DO CONTENCIOSO AO SOCIETÁRIO – Trindade caiu na área societária do direito por influência de investidores minoritários. Depois de quase dez anos atuando como advogado na área do contencioso, começou a ser contratado para cuidar da causa de investidores que rivalizavam com acionistas controladores. Em 1998, foi escolhido pelos gestores do Icatu, Dynamo Administração de Recursos e Investidor Profissional para tocar a mais importante delas: a emblemática disputa que os três acionistas travaram contra as Lojas Renner.

Dali em diante, Trindade nunca mais deixou a área societária. Ao final da operação, ele e seus sócios foram chamados para liderar a filial carioca do Tozzini, Freire, Teixeira e Silva Advogados, escritório que tinha sido seu adversário no episódio de Lojas Renner. Depois da passagem pela CVM, Trindade voltou ao Tozzini e, mais recentemente, preparava- se para tocar um vôo solo quando veio o chamado de Brasília.

POR REGRAS MAIS GENÉRICAS – O advogado indicado para a presidência da CVM prefere ter uma visão pragmática do papel do regulador no mercado de capitais. É a favor de regras formuladas sob conceitos mais genéricos, passíveis de serem aplicadas caso a caso e livres de amarras concebidas para inibir situações específicas, do tipo que possam ter efeito adverso sobre o equilíbrio do mercado. “Não adianta querer ser mágico ou tentar ser Deus. É melhor ser juiz”, afirma.

Para Trindade, regulamentação ideal, no caso da CVM, é aquela que resiste ao exercício abusivo de poder sem subutilizar as ferramentas concedidas pela legislação para desenvolver o mercado e proteger o interesse dos investidores. “Se for o caso, vamos batalhar por apoio político para mudar a lei, mas nunca abusar do poder concedido ao regulador”, afirma.

Sobre as situações de conflitos de interesses, aquelas que centralizam boa parte das discussões societárias até pela falta de clareza no texto da lei sobre o tema, Trindade julga que a tendência são as soluções caso a caso. A emissão de um parecer de orientação a respeito – decisão que teria de ser tomada por todo o colegiado e não apenas pelo presidente – também precisaria, a seu ver, seguir diretrizes gerais, para evitar injustiças futuras.

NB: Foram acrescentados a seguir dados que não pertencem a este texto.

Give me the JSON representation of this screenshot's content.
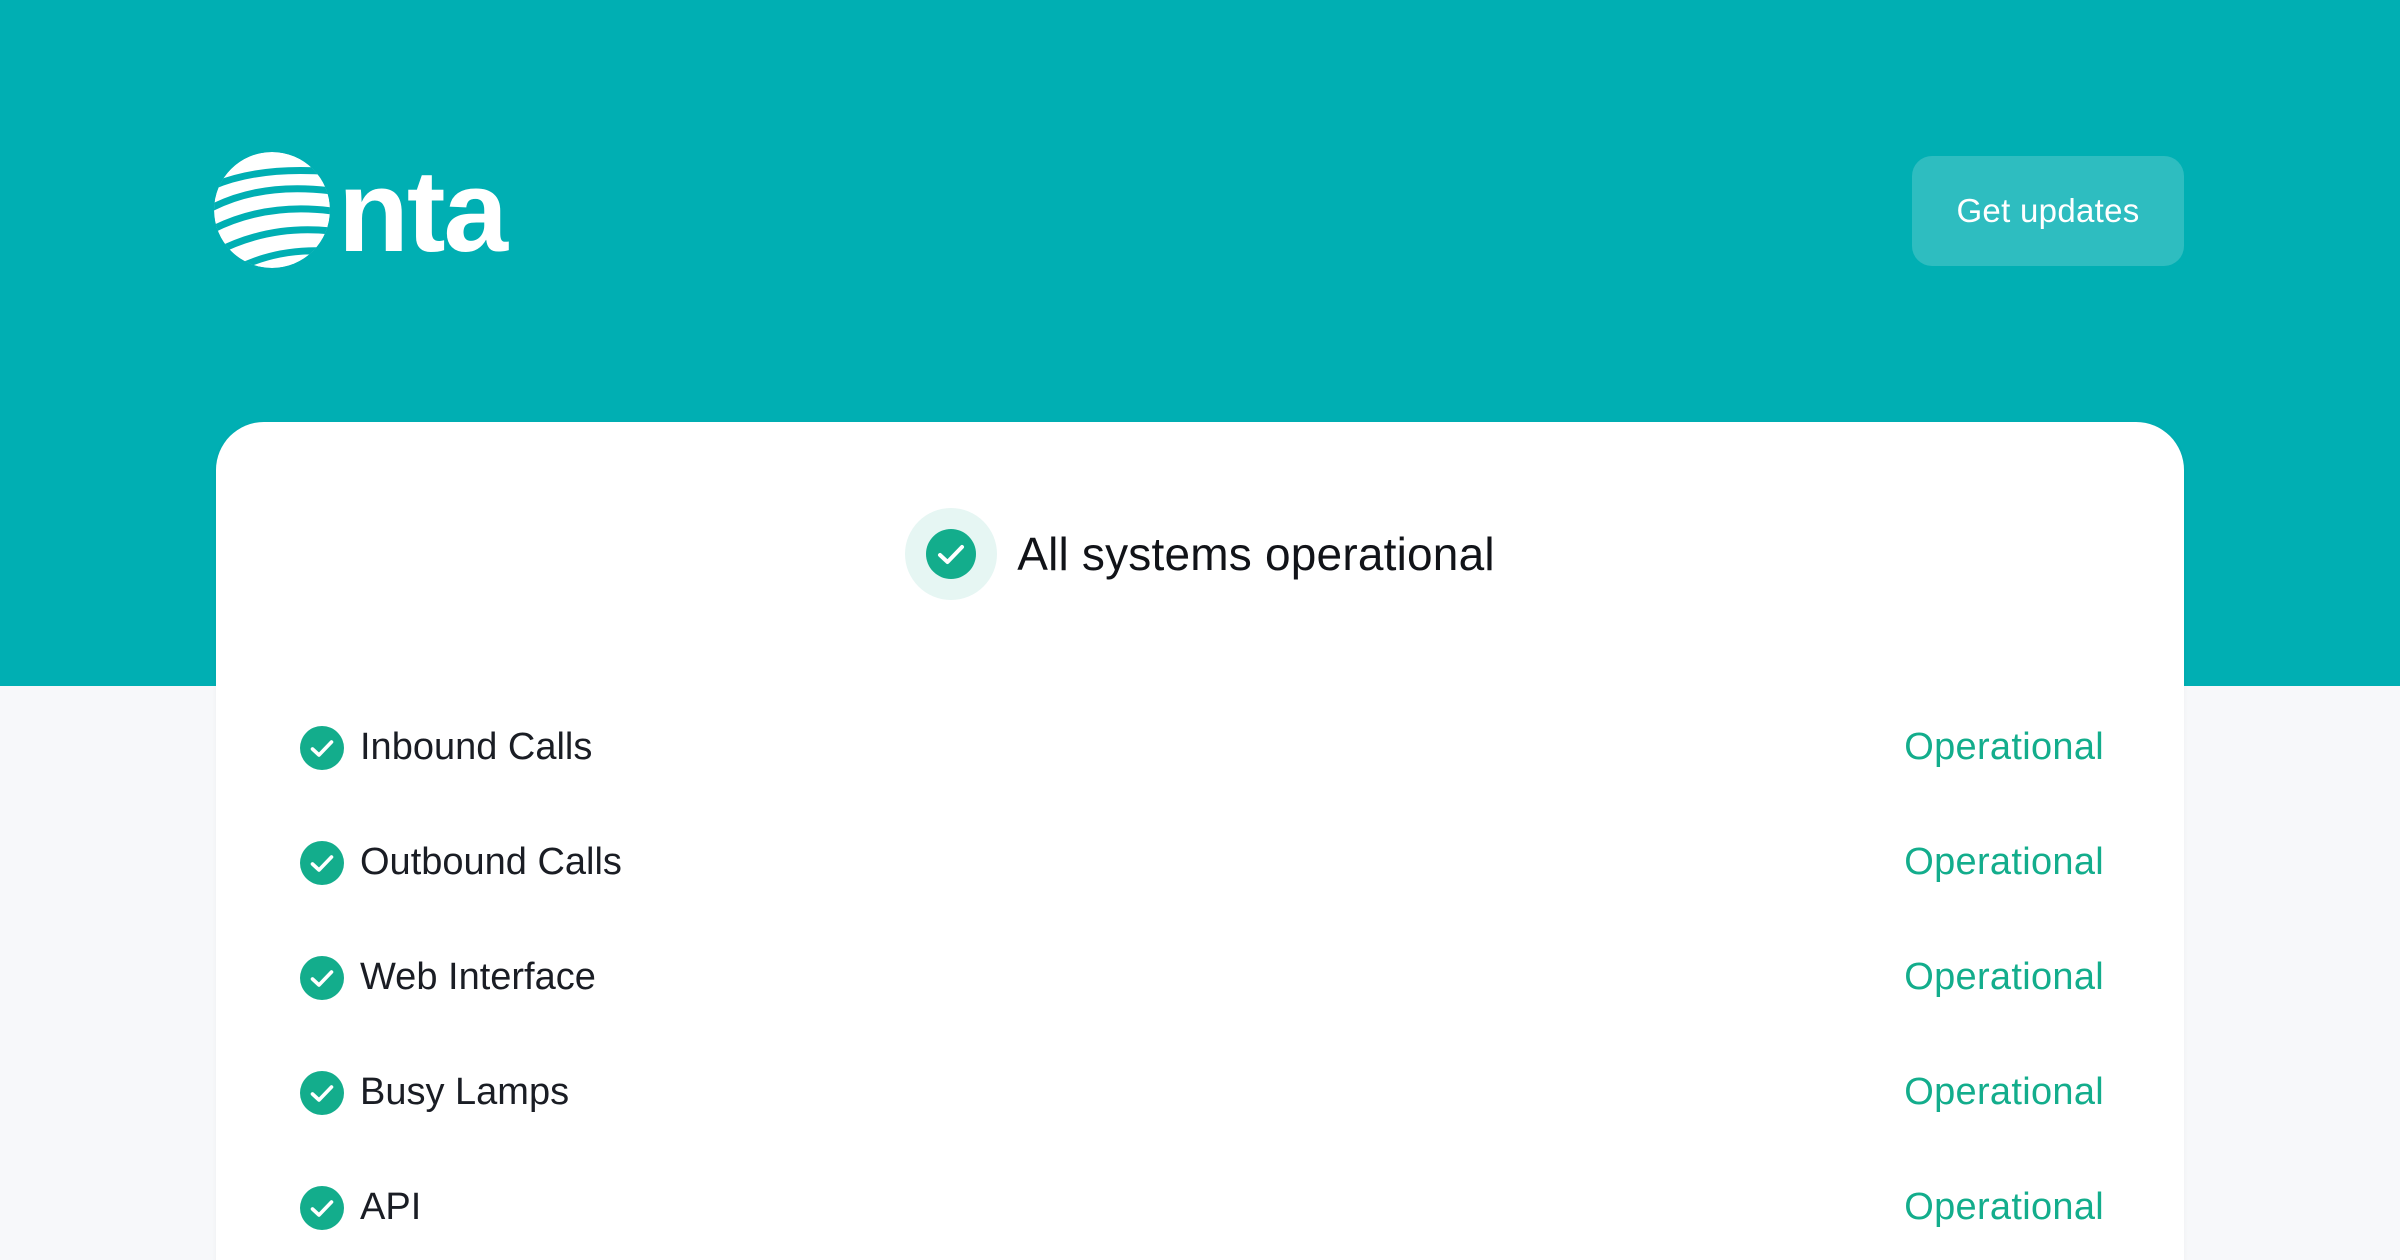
{
  "brand": {
    "logo_text": "nta",
    "logo_icon": "striped-globe-icon",
    "hero_color": "#00afb3",
    "accent_color": "#13ad8c"
  },
  "header": {
    "get_updates_label": "Get updates"
  },
  "overall": {
    "icon": "check-circle-icon",
    "text": "All systems operational"
  },
  "services": [
    {
      "name": "Inbound Calls",
      "status": "Operational",
      "icon": "check-circle-icon"
    },
    {
      "name": "Outbound Calls",
      "status": "Operational",
      "icon": "check-circle-icon"
    },
    {
      "name": "Web Interface",
      "status": "Operational",
      "icon": "check-circle-icon"
    },
    {
      "name": "Busy Lamps",
      "status": "Operational",
      "icon": "check-circle-icon"
    },
    {
      "name": "API",
      "status": "Operational",
      "icon": "check-circle-icon"
    }
  ]
}
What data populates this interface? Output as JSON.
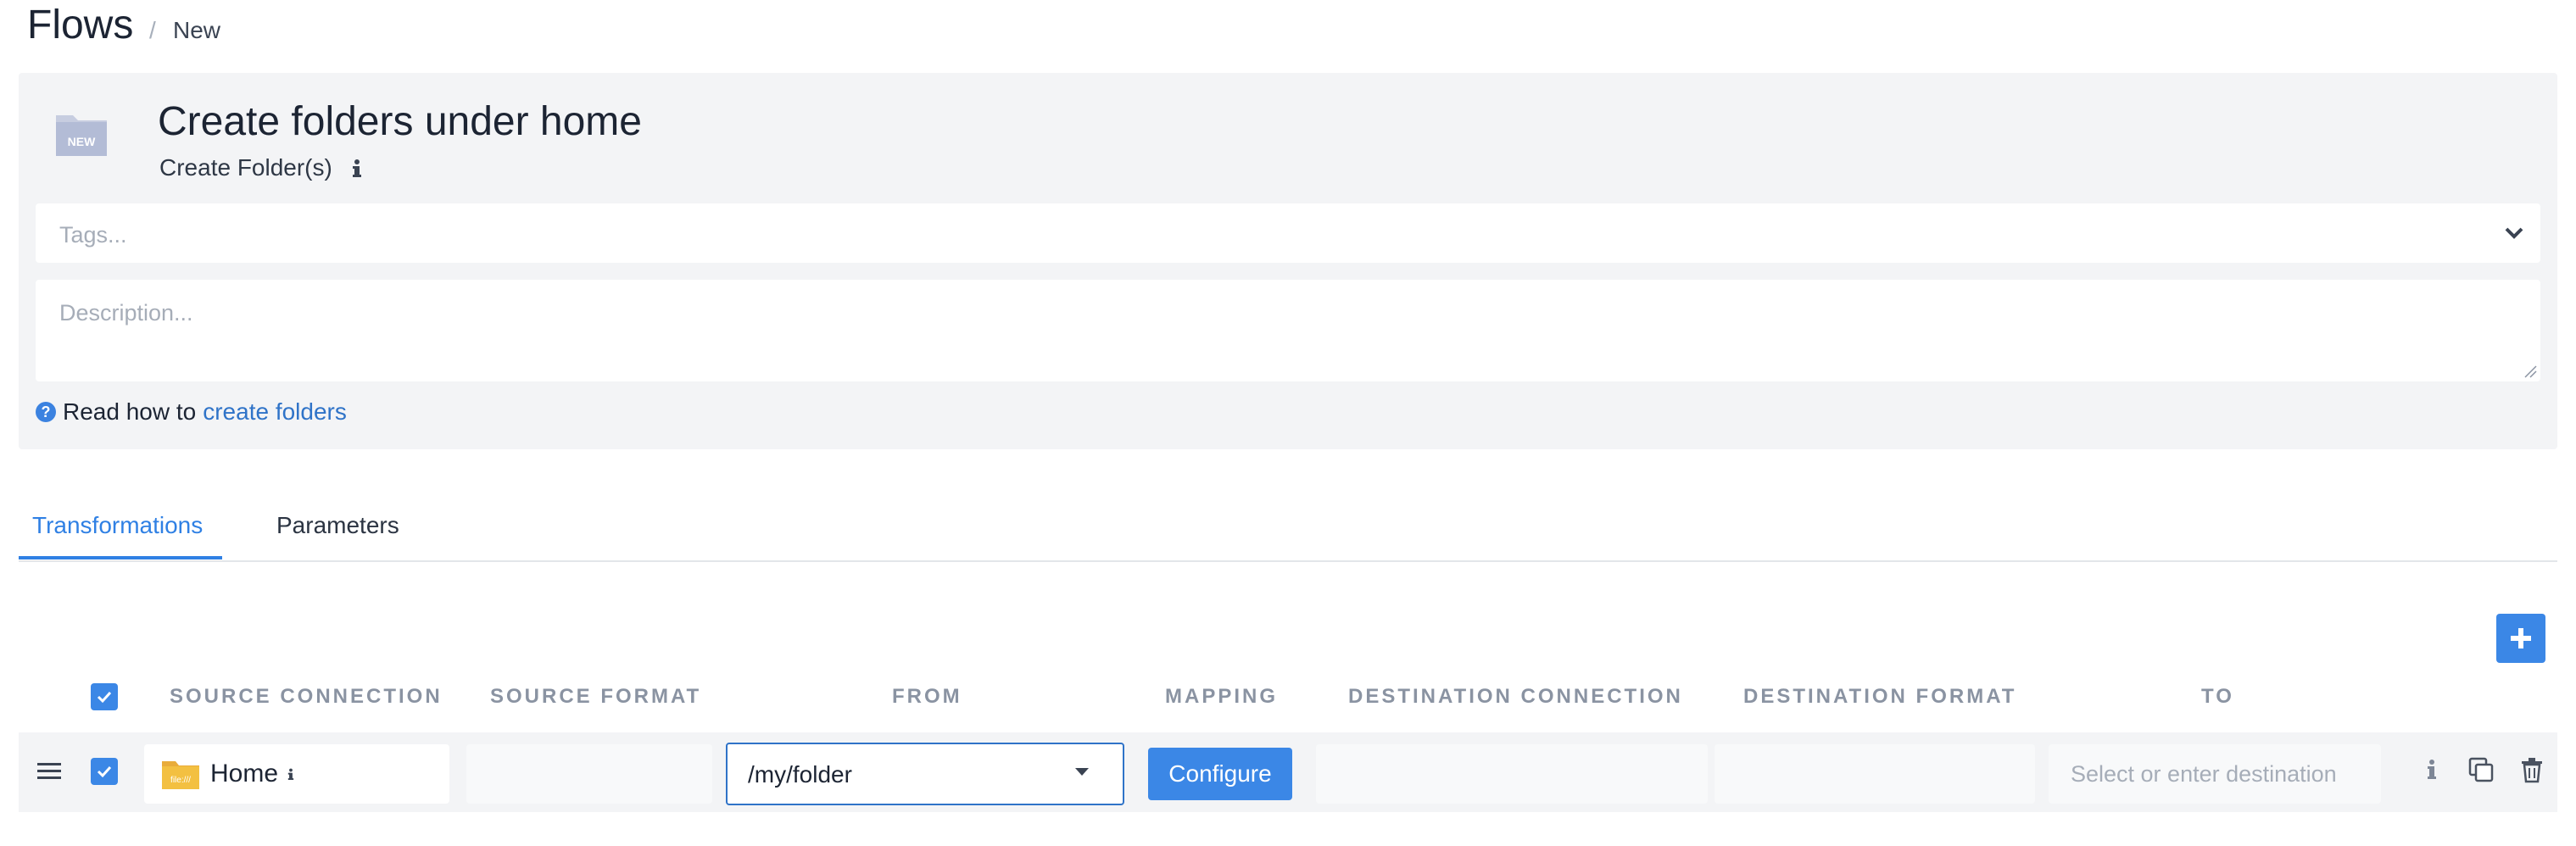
{
  "breadcrumb": {
    "title": "Flows",
    "separator": "/",
    "current": "New"
  },
  "header": {
    "icon_label": "NEW",
    "flow_name": "Create folders under home",
    "flow_type": "Create Folder(s)",
    "tags_placeholder": "Tags...",
    "description_placeholder": "Description...",
    "help_prefix": "Read how to",
    "help_link": "create folders"
  },
  "tabs": [
    {
      "label": "Transformations",
      "active": true
    },
    {
      "label": "Parameters",
      "active": false
    }
  ],
  "table": {
    "headers": [
      "SOURCE CONNECTION",
      "SOURCE FORMAT",
      "FROM",
      "MAPPING",
      "DESTINATION CONNECTION",
      "DESTINATION FORMAT",
      "TO"
    ],
    "rows": [
      {
        "source_connection": "Home",
        "source_icon_label": "file:///",
        "from": "/my/folder",
        "mapping_button": "Configure",
        "to_placeholder": "Select or enter destination"
      }
    ]
  },
  "colors": {
    "accent": "#3b87e6",
    "link": "#2f73c8",
    "panel": "#f3f4f6"
  },
  "icons": [
    "new-folder-icon",
    "info-icon",
    "chevron-down-icon",
    "question-icon",
    "plus-icon",
    "checkbox-icon",
    "drag-handle-icon",
    "folder-icon",
    "copy-icon",
    "trash-icon"
  ]
}
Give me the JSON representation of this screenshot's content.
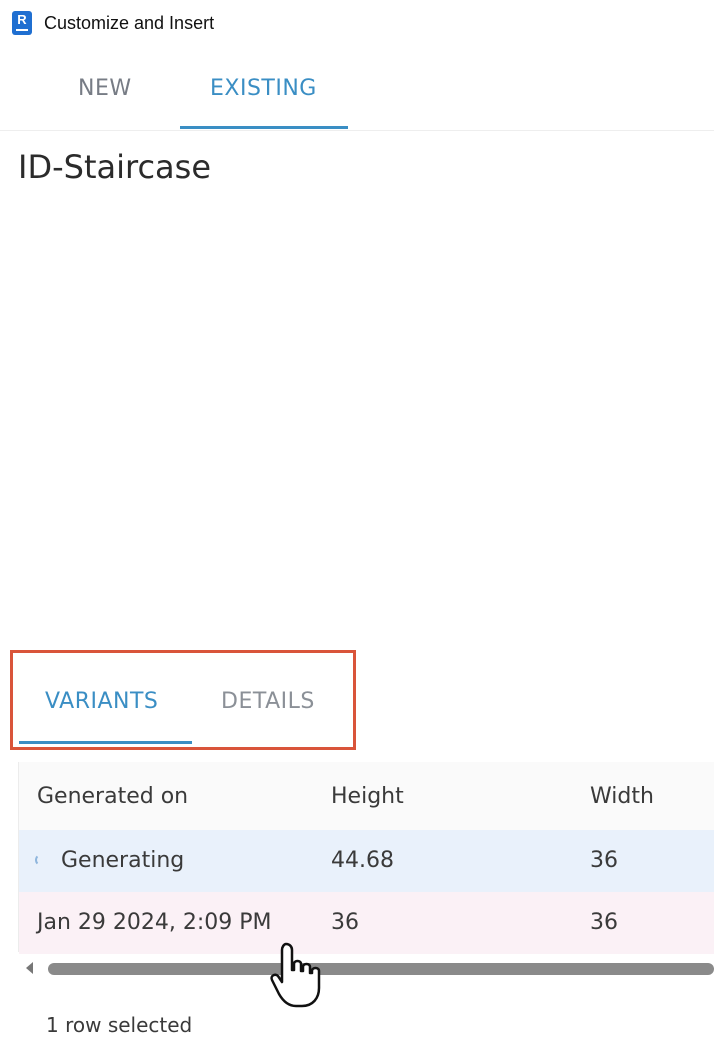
{
  "window": {
    "title": "Customize and Insert",
    "app_icon_letter": "R",
    "app_icon_name": "revit-app-icon"
  },
  "top_tabs": [
    {
      "label": "NEW",
      "active": false
    },
    {
      "label": "EXISTING",
      "active": true
    }
  ],
  "page_title": "ID-Staircase",
  "sub_tabs": [
    {
      "label": "VARIANTS",
      "active": true
    },
    {
      "label": "DETAILS",
      "active": false
    }
  ],
  "grid": {
    "columns": [
      "Generated on",
      "Height",
      "Width"
    ],
    "rows": [
      {
        "generated_on": "Generating",
        "height": "44.68",
        "width": "36",
        "loading": true
      },
      {
        "generated_on": "Jan 29 2024, 2:09 PM",
        "height": "36",
        "width": "36",
        "loading": false
      }
    ]
  },
  "status": "1 row selected",
  "colors": {
    "accent": "#3a8ec4",
    "highlight_border": "#d9543a",
    "row_generating_bg": "#e9f1fb",
    "row_selected_bg": "#fbf1f6"
  },
  "icons": {
    "cursor": "hand-pointer-icon",
    "loading": "spinner-icon",
    "scroll": "scroll-left-arrow-icon"
  }
}
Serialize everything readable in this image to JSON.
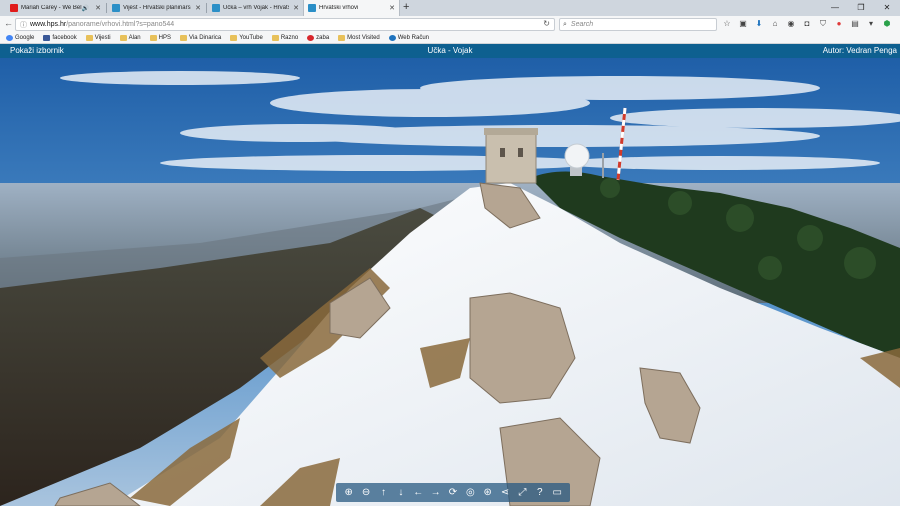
{
  "browser": {
    "tabs": [
      {
        "title": "Mariah Carey - We Bel...",
        "icon_color": "#e01b1b",
        "has_sound": true
      },
      {
        "title": "Vijest - Hrvatski planinarsk...",
        "icon_color": "#2b8fc7",
        "has_sound": false
      },
      {
        "title": "Učka – vrh Vojak - Hrvatsk...",
        "icon_color": "#2b8fc7",
        "has_sound": false
      },
      {
        "title": "Hrvatski vrhovi",
        "icon_color": "#2b8fc7",
        "has_sound": false,
        "active": true
      }
    ],
    "url_domain": "www.hps.hr",
    "url_path": "/panorame/vrhovi.html?s=pano544",
    "search_placeholder": "Search",
    "bookmarks": [
      {
        "label": "Google",
        "icon": "google-icon",
        "color": "#4285f4"
      },
      {
        "label": "facebook",
        "icon": "facebook-icon",
        "color": "#3b5998"
      },
      {
        "label": "Vijesti",
        "icon": "folder-icon",
        "color": "#e8c15a"
      },
      {
        "label": "Alan",
        "icon": "folder-icon",
        "color": "#e8c15a"
      },
      {
        "label": "HPS",
        "icon": "folder-icon",
        "color": "#e8c15a"
      },
      {
        "label": "Via Dinarica",
        "icon": "folder-icon",
        "color": "#e8c15a"
      },
      {
        "label": "YouTube",
        "icon": "folder-icon",
        "color": "#e8c15a"
      },
      {
        "label": "Razno",
        "icon": "folder-icon",
        "color": "#e8c15a"
      },
      {
        "label": "zaba",
        "icon": "zaba-icon",
        "color": "#d8262c"
      },
      {
        "label": "Most Visited",
        "icon": "folder-icon",
        "color": "#e8c15a"
      },
      {
        "label": "Web Račun",
        "icon": "web-racun-icon",
        "color": "#1e73be"
      }
    ]
  },
  "page": {
    "menu_label": "Pokaži izbornik",
    "title": "Učka - Vojak",
    "author": "Autor: Vedran Penga",
    "header_color": "#0e6090"
  },
  "controls": [
    "zoom-in-icon",
    "zoom-out-icon",
    "arrow-up-icon",
    "arrow-down-icon",
    "arrow-left-icon",
    "arrow-right-icon",
    "autorotate-icon",
    "gyro-icon",
    "globe-icon",
    "share-icon",
    "fullscreen-icon",
    "help-icon",
    "screen-icon"
  ]
}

Foco e agilidade são suas prioridades para a CVM na solução de conflitos. “Como todo órgão que tem limitações de pessoas, de capital e de tempo, a CVM requer que os recursos disponíveis sejam direcionados para a fiscalização dos assuntos mais importantes”, afirma. Entre os projetos que pretende tocar à frente da CVM, ressalta o aprimoramento do atendimento ao pequeno investidor. Figura em ascensão na bolsa nos últimos anos, o investidor pessoa física, muitas vezes leigo em relação ao mercado, requer respostas rápidas e em linguagem acessível, afirma Trindade. Cantidiano deixa o posto depois de 20 meses à frente da autarquia e de 32 instruções lançadas. Entre elas estão a que regulamenta a atividade do market maker, a que cria as debêntures padronizadas e a que moderniza as distribuições públicas de títulos. “Terminei o que planejava fazer mais rápido do que imaginava”, brinca o advogado, que, desde a eleição do presidente Lula e a posse da nova equipe ministerial, vinha se mostrando desconfortável no cargo.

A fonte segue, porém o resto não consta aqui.